Jacques Tati's film Playtime was released 50 years ago, but has lessons for us today
50 years ago this week, Jacques Tati's film Playtime was released; it wasn't too much of a hit with movie audiences, but it was with architecture students. Tati's set (and it was all a set, all designed for the film) was a cool modernist wonder. M. Hulot wanders through it, totally befuddled by modern technology, much like many people are today. Terri Boake of the University of Waterloo writes:
Tati also makes a commentary on the architecture of the modern city, by filling his set with grey walls, shiny floors and glass walls Tati emphasizes the banality of "sleek modernity" and modernity's elimination of a few fundamental aspects of architecture.
Apartments, like offices, are stark, grey and lack privacy, much like many homes today. They even have transformer furniture.
These scenes both depict places that are supposed to be private, though are completely exposed to a public audience through the floor to ceiling, wall to wall windows. Both settings are supposed to be places of comfort, though are made uncomfortable not only by the lack of privacy but also by the furniture. The apartments feature the modern rectilinear chairs that don't quite squish like normal seats and couches, but pop in and snap back out. The hotel room looks uncomfortably small and features a rectilinear bed that looks equally as uncomfortable as the chairs.
Writing in the Los Angeles Review of Books, Aaron Timms describes how "Playtime successfully anticipated — and skewered — other aspects of a society shortly to come: the pantomime of productivity that is the modern office job, the peculiarly kinetic stasis of life in a hyper-connected, 24/7 city."
But the film most deserves our attention — especially today, with so much fear in the air about AI, the robot apocalypse, and so on — for Tati’s masterly, leisurely presentation of technology’s failure to account for human randomness and spontaneity.
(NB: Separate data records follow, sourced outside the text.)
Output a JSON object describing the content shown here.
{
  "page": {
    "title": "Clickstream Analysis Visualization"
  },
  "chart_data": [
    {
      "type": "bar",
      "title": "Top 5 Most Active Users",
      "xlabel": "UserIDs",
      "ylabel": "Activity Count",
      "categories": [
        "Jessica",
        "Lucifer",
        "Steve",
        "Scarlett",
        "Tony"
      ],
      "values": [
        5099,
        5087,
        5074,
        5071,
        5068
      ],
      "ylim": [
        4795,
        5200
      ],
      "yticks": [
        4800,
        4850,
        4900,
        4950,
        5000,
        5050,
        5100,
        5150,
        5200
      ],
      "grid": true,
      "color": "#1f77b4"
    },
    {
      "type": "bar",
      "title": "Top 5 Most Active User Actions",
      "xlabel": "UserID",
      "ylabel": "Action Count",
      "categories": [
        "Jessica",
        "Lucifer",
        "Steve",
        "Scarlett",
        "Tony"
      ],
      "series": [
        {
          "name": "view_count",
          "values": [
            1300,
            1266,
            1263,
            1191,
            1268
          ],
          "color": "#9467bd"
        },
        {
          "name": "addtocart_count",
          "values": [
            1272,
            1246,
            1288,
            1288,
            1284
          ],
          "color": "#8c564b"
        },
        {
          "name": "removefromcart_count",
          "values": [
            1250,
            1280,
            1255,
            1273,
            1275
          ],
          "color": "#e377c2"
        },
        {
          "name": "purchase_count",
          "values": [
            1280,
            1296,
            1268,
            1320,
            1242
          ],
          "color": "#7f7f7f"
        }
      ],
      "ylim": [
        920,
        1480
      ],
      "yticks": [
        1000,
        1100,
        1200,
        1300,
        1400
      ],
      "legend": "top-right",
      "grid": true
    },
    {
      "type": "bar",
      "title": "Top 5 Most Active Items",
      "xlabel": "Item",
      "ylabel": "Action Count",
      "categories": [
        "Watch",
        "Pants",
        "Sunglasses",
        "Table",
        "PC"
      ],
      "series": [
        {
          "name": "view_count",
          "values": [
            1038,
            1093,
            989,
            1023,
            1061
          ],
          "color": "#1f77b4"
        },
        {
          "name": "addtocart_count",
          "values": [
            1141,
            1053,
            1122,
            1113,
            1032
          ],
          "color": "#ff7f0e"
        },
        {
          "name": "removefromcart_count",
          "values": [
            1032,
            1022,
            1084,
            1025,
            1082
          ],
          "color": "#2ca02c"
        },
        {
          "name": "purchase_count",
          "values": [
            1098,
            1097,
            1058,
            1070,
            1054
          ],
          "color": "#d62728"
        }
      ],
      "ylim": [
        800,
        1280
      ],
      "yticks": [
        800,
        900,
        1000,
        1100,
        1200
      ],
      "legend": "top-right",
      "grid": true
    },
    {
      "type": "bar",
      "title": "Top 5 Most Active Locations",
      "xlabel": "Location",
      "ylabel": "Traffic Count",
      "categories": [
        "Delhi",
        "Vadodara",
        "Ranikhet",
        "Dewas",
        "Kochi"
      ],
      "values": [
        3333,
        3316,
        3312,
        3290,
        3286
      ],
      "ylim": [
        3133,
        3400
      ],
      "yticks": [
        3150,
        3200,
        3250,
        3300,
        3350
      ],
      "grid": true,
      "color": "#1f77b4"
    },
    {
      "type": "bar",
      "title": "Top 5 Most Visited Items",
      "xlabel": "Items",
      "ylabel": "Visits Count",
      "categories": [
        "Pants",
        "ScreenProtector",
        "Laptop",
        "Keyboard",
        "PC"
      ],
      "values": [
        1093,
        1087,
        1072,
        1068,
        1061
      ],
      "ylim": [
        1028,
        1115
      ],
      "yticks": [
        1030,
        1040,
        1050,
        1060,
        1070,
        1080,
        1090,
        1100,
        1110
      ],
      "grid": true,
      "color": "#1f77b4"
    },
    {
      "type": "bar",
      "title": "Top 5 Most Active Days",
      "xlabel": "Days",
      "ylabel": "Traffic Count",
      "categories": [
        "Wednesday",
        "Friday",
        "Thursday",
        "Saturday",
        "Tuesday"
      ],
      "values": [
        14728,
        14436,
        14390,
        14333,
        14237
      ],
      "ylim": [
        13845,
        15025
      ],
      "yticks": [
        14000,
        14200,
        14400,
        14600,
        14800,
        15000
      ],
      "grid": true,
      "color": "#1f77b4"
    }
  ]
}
The characters in Playtime are not dehumanized by their encounters with technology. They become fully human by playfully navigating their way around technology — hence the “play” of the film’s title.
Timms gets how really, not much has changed in fifty years. We are still faced with new technologies and still muddle through.
There’s neither glory nor fear in Tati’s understanding of our technological future, but a simple continuation of the ordinary. Amid the fuss and buzz of technology, Tati says, we make do; we adapt and bumble along. That’s not an invitation to quiescence, but a diagnosis of reality — or the reality that Tati, in 1967, believed was around the corner. Fifty years on, we can say with some certainty, and no small pleasure in the delight of his creation, that he was right.
So why is this on TreeHugger? Because 50 years on, there are many lessons here. Like Tati, we are living in an era of disruption; nobody is quite sure how we will get around, where we will live and where we will work. And we are still adapting and bumbling along. And people still hate modern architecture. The most remarkable thing about Playtime is how little things have changed.